Groot made what the fuck? faces.
“Candy,” he said, “would you excuse Charlie and me for just one second, please? Thanks so much, dear,” and he put his arm around my shoulders to guide me to the far end of the wraparound porch. “Buddy, you and I both know that spirits don’t flit through these rooms. Believe me, if ghosts existed, I would have played poker with a few by now, considering all the people I’ve sent from this world. And, if you don’t mind my saying so, you’ve already written about Bigfoot and UFOs, plus a midget and a bodybuilder, and ghosts really fall into the same category, don’t you think? Plus we have no time to waste looking for other quarters. Let’s malinger no more.”

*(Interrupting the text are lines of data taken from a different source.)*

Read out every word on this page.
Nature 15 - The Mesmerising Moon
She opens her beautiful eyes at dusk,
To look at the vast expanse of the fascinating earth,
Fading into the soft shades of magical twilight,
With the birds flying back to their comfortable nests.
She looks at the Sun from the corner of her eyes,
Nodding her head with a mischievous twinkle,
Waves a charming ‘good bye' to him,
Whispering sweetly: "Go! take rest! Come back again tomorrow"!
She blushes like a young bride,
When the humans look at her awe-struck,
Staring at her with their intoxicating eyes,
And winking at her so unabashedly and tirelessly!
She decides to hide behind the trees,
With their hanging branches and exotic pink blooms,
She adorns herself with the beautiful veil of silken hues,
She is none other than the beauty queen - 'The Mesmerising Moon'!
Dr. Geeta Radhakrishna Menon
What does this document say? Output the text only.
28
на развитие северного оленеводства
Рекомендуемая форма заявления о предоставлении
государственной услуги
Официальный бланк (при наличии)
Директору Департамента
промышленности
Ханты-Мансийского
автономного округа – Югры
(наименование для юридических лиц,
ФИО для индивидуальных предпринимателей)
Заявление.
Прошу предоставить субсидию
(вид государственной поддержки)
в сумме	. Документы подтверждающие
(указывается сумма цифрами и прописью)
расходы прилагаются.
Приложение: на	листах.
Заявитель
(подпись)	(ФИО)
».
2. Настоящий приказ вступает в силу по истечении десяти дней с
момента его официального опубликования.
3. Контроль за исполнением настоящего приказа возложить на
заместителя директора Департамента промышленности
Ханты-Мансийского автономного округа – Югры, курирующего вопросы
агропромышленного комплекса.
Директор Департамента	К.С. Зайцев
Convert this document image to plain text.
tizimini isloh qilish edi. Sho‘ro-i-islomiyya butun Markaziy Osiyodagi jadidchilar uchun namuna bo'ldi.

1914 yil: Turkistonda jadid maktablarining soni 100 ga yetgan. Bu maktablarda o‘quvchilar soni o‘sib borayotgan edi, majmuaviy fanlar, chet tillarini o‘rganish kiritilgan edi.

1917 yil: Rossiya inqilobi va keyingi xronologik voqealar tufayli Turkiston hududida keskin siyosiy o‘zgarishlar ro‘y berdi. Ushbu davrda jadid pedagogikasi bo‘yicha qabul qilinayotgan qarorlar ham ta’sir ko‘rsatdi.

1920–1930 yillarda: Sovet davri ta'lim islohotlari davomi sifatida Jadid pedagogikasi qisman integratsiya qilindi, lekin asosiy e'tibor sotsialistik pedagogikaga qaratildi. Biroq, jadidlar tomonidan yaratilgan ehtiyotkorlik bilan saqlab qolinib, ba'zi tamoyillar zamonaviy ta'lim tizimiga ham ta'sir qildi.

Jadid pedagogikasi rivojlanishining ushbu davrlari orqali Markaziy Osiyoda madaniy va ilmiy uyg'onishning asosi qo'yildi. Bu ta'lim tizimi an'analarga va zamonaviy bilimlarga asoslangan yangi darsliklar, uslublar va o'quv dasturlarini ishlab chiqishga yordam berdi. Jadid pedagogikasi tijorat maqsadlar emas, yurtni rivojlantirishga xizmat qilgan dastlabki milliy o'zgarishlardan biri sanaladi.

I protested much: “Not the same thing. Sasquatch is natural and so are midgets and bodybuilders. Well, you know, not natural, but of this world, at least. Sort of.”
Candy was all eavesdrop, inching closer on the porch.
Groot said, “People like to read about ghosts. Think of your readers. I have to go now. Unwind. And don’t deflower Candy, because I plan to do that myself later. That gal is walking Viagra, all filly and no frump.”
“Viagra, Groot? You’re thirty-three.”
“And a fan of modern science, Charlie. It’s a swell day,” and here he sniffed the air as if pleasantness itself had become gaseous.
“Well,” he said, “I mean weather-wise, not, you know, funeral-wise, this morning and all.”
He made haste to the aquarium to conduct his necessary surveillance—he knew Boston well partly because after 9/11 he had undertaken some shady national security business there, the finer points of which resulted in dead jihadists—and left me on the wooden steps with Candy, two duffel bags in my hands, the glow of daylight about an hour from death. Four dingbats stood in the foyer with their array of machines: a camera guy with his camera, a lighting gal with her lights, and the two ghost hunters themselves, both of them overweight underachievers in their mid-thirties, the dweeby breed imagined fairly as staying up for six straight days dueling it out over Dungeons and Dragons, nothing but Doritos and orange soda for sustenance. Faithful to form, they even wore those dorky black Velcro sneakers you can get for fifteen bucks at one of Warren Buffett’s many stores. The lighting gal could have been half attractive if she gave up sweets for a month, traded black for more summery shades, did something definitive with that hair. The three gents, however: hopeless.